What are the Key Points Related to Kanyakumari Wildlife Sanctuary?
- Kanyakumari Wildlife Sanctuary is a 402.4 km2 protected area in Kanyakumari district, Tamil Nadu.
- The virgin forests of Kanyakumari District were transferred from Kerala to Tamil Nadu on the 1st November 1956 as a result of the state reorganisation.
- Kanyakumari Forest Division came into existence from 1st April 1977.
- Kanyakumari Wildlife sanctuary with adjacent areas of Kalakkad Mundanthurai Tiger Reserve and Neyyar Wildlife Sanctuary of Kerala State constitutes the southernmost tip of Western Ghats.
- It is a tiger habitat. There are seven rivers that originate in this forest.
- The natural vegetation of this region represents biomes ranging from southern thorn forests, dry deciduous, moist deciduous, semi evergreen forests to ever green hill sholas with grassy downs.
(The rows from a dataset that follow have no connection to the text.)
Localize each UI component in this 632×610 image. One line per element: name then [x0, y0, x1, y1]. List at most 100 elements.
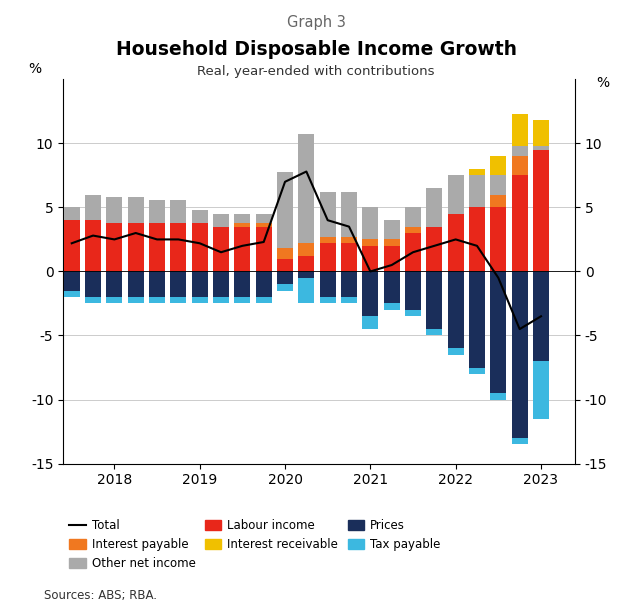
Bar — [85, 195, 101, 220]
Bar — [128, 197, 144, 223]
Bar — [426, 329, 442, 336]
Bar — [320, 192, 336, 237]
Bar — [469, 207, 485, 271]
Bar — [320, 271, 336, 297]
Text: Household Disposable Income Growth: Household Disposable Income Growth — [116, 40, 516, 59]
Bar — [255, 297, 272, 303]
Bar — [191, 223, 208, 271]
Bar — [533, 149, 549, 271]
Bar — [85, 220, 101, 271]
Bar — [447, 175, 464, 214]
Text: Real, year-ended with contributions: Real, year-ended with contributions — [197, 65, 435, 78]
Bar — [85, 297, 101, 303]
Bar — [106, 223, 123, 271]
Bar — [277, 284, 293, 290]
Bar — [149, 223, 165, 271]
Bar — [405, 226, 421, 233]
Bar — [405, 271, 421, 310]
Bar — [405, 207, 421, 226]
Bar — [255, 214, 272, 223]
Bar — [341, 297, 357, 303]
Bar — [384, 303, 400, 310]
Bar — [128, 297, 144, 303]
Legend: Total, Interest payable, Other net income, Labour income, Interest receivable, P: Total, Interest payable, Other net incom… — [69, 520, 441, 570]
Bar — [384, 220, 400, 239]
Bar — [511, 271, 528, 438]
Bar — [490, 271, 506, 393]
Bar — [170, 223, 186, 271]
Bar — [384, 239, 400, 246]
Bar — [341, 243, 357, 271]
Bar — [277, 248, 293, 259]
Bar — [64, 271, 80, 290]
Bar — [511, 175, 528, 271]
Bar — [490, 195, 506, 207]
Bar — [234, 223, 250, 226]
Bar — [426, 271, 442, 329]
Bar — [426, 188, 442, 226]
Bar — [320, 297, 336, 303]
Bar — [234, 271, 250, 297]
Bar — [320, 237, 336, 243]
Bar — [277, 171, 293, 248]
Bar — [106, 297, 123, 303]
Bar — [170, 271, 186, 297]
Bar — [490, 393, 506, 400]
Bar — [298, 134, 315, 243]
Bar — [149, 199, 165, 223]
Bar — [128, 271, 144, 297]
Bar — [128, 223, 144, 271]
Bar — [234, 214, 250, 223]
Bar — [447, 271, 464, 348]
Bar — [191, 271, 208, 297]
Y-axis label: %: % — [28, 62, 42, 76]
Bar — [533, 271, 549, 361]
Bar — [277, 271, 293, 284]
Bar — [405, 233, 421, 271]
Bar — [234, 226, 250, 271]
Bar — [277, 259, 293, 271]
Bar — [533, 146, 549, 149]
Y-axis label: %: % — [597, 76, 610, 90]
Bar — [298, 243, 315, 256]
Bar — [384, 246, 400, 271]
Bar — [213, 214, 229, 226]
Bar — [533, 361, 549, 418]
Bar — [149, 271, 165, 297]
Bar — [490, 156, 506, 175]
Bar — [255, 271, 272, 297]
Bar — [362, 207, 379, 239]
Bar — [341, 192, 357, 237]
Bar — [191, 210, 208, 223]
Bar — [362, 246, 379, 271]
Bar — [85, 271, 101, 297]
Bar — [170, 199, 186, 223]
Bar — [234, 297, 250, 303]
Bar — [533, 120, 549, 146]
Bar — [405, 310, 421, 316]
Bar — [362, 271, 379, 316]
Bar — [341, 237, 357, 243]
Bar — [191, 297, 208, 303]
Bar — [213, 271, 229, 297]
Bar — [298, 271, 315, 278]
Bar — [447, 348, 464, 354]
Bar — [469, 175, 485, 207]
Text: Graph 3: Graph 3 — [286, 15, 346, 30]
Bar — [64, 290, 80, 297]
Bar — [106, 271, 123, 297]
Bar — [341, 271, 357, 297]
Text: Sources: ABS; RBA.: Sources: ABS; RBA. — [44, 589, 157, 602]
Bar — [255, 226, 272, 271]
Bar — [362, 239, 379, 246]
Bar — [298, 278, 315, 303]
Bar — [213, 297, 229, 303]
Bar — [255, 223, 272, 226]
Bar — [298, 256, 315, 271]
Bar — [170, 297, 186, 303]
Bar — [511, 156, 528, 175]
Bar — [511, 146, 528, 156]
Bar — [362, 316, 379, 329]
Bar — [511, 114, 528, 146]
Bar — [490, 175, 506, 195]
- The Shola forests of South India derive their name from the Tamil word solai, which means a ‘tropical rainforest’.
- The Sholas are found in the upper reaches of the Nilgiris, Anamalais, Palni hills, Kalakadu, Mundanthurai and Kanyakumari in the states of Tamil Nadu and Kerala.
- The tract is exceedingly rich in wildlife harbouring a variety of animals such as Indian bison, elephants, rock pythons, lion tailed macaques etc. The avifauna, the reptilian and amphibian fauna of this region are also rich and diverse.
- This tip of the Indian peninsula is a unique geographic point surrounded by all three of the sub-continent’s vast oceans – the Bay of Bengal, Indian Ocean and the Arabian Sea.